Now 65, Roundell was 20 years old when he witnessed and was part of the seminal years between 1967 to 1969, a time of social upheaval in North America and the beginning of the gay movement.

In 1967, the summer of love introduced hippies, sexual freedom and the counterculture. It was also the year former prime minister Pierre Trudeau said the state has “no right or duty to creep into the bedrooms of the nation.” That quote was prefaced with a specific reference to homosexual rights.

Two years later the Stonewall riots, a series of demonstrations by members of New York’s gay  community in response to a police raid marked the beginning of the gay liberation movement. That same year, the Vietnam War draft lottery began in the United States, confrontations took place between students and authorities on university campuses, and tens of thousands of draft dodgers and war resisters emigrated to Canada. Many of them came to Powell River, where their influence of openness and inclusiveness remains.

“Claudia Medina did a film about diversity in Powell River,” said Roundell, who moved to Powell River three years ago with his partner of 35 years.

“What struck me in that film was the interview with the minister of the Unitarian Church,” said Roundell, “where he said, ‘What changed the mindset up here was the draft dodgers.’ When the draft dodgers came up from the states with more of an expanded view of humanity and a different way of looking at things, it was inevitable that it would seep into the general mindset of the town because we’re isolated up here.”

Even before those events of the modern gay movement, for thousands of years two-spirited people have been recognized in first nations communities, according to Tla’amin Nation resident Anthony Williams.

“In the past, gay people were referred to as two-spirited individuals,” said Williams. “We were held in very high regard in not only mine, but in first nations communities around the coast.”

Williams said he is definitely accepted within his community but there are still one or two close-minded individuals, “but I guess it doesn’t really matter where you are in the population, they’re always there,” he said.

According to Williams, the inclusion of two-spirited people in the LGBT community is an important recognition of a person who is gay, lesbian or transgender within first nations communities.

“It reflects our cultural way of thinking from way back then and how we were never that ignorant in that sense,” he said. “Someone who was different was accepted. We’re just seen as individuals and equal people within the community.”

Roundell said his generation created modern day Pride and the idea of Pride has become something more prominent in big cities.
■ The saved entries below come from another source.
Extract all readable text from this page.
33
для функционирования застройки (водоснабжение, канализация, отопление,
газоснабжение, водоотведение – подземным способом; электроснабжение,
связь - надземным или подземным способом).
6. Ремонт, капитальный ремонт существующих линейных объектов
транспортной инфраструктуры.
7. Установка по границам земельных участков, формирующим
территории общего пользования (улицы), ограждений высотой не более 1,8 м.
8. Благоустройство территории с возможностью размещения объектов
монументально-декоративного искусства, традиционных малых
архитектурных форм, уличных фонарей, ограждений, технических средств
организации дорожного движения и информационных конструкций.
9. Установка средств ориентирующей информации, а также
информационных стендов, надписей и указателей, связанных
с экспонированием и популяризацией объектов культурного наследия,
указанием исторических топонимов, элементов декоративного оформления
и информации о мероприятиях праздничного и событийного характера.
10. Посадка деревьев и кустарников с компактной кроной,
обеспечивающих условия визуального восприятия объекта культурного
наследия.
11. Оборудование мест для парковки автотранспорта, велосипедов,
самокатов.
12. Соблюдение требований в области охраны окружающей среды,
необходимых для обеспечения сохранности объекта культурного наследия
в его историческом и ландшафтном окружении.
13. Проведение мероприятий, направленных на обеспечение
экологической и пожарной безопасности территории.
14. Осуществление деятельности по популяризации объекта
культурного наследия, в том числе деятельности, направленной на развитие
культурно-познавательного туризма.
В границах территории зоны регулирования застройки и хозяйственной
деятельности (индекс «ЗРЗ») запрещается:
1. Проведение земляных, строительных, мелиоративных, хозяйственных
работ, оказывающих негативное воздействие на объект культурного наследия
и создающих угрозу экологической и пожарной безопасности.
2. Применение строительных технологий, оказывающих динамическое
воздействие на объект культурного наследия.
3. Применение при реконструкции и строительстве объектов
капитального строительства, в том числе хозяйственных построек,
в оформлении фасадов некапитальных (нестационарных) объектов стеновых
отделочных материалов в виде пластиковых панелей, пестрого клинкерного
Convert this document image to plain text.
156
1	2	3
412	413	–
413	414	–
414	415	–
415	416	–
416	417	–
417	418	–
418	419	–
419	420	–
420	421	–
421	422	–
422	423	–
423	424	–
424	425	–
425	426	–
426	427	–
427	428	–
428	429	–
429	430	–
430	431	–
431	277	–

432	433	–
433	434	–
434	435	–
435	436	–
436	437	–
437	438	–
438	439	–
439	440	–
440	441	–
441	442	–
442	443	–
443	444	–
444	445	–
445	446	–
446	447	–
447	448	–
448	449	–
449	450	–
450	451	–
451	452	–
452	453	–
“Pride is a huge thing in big cities because that’s the catalyst for getting together in one spot,” he said. “Otherwise, I think being gay is pretty fractured right now, whereas when we were coming out it was community, it was your safety, it was our everything.”

Now, according to Roundell and others in the small-town LGBT community, Pride is more about pride in Powell River and its acceptance of diversity.

Adamson said it is a sense of inclusion that is being celebrated, not just LGBT.

“There should be celebrations for all types of diversity,” she said. “We should have a party every weekend to celebrate everything from women, to youth, to seniors, to first nations, to immigrants. Until we can all stand hand in hand, that’s when we’ll truly be inclusive. The question about Pride is good, but it’s not enough. We need to be celebrating all types of diversity, not just once a year.”

The LGBT community will celebrate their inclusion in Powell River with a week of events beginning Monday, August 1, and running through to Sunday, August 7.